Onu daha iyi görebilmek için çömeldim. Bunun için geldiğimi söylemek istiyordum ama sesim çıkmıyordu. Sessizliğimin umudunu söndürmekten başka bir işe yaramadığını görebiliyordum. Sonunda konuştuğumda umudu neredeyse tamamen sönmüştü. Kararlı bir tavırla ona baktım. “Doğru tahmin ettin, Angelina,” dedim. “Buraya sizi kurtarmaya geldim.”
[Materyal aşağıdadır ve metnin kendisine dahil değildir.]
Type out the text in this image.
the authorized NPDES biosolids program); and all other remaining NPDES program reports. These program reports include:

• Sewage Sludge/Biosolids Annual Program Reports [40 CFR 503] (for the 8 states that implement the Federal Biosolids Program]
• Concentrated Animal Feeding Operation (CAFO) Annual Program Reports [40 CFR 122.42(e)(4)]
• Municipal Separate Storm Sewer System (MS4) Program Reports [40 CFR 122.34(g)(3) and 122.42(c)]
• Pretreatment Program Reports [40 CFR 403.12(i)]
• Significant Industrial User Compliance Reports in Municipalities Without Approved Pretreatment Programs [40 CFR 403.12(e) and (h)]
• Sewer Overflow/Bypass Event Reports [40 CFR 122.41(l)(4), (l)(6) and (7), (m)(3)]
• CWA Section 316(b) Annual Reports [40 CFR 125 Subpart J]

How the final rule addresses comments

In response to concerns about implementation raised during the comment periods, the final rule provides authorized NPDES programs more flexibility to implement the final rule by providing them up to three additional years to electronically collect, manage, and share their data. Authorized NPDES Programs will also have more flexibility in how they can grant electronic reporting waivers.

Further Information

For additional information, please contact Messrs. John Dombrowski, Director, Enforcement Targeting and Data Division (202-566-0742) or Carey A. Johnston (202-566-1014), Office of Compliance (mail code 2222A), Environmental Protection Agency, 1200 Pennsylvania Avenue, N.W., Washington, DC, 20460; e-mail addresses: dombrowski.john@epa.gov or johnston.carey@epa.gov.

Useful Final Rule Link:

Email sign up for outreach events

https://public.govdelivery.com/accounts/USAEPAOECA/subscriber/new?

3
Umudu tekrar canlanırken bana yaklaştı. “Yapabilir misin?” diye sordu, şaşkınlıkla. “Gerçekten mi?” Sekiz ya şında bir kız bile bundan kurtulmasının neredeyse imkânsız olduğunu görebiliyordu. Bana inanmak için iki kez sorması gerekmişti.
“Elimden geleni yapacağım,” dedim ve kız gülümsedi.
Gülümsemeye devam ederek bana sarıldı. “Teşekkürler, Ed.”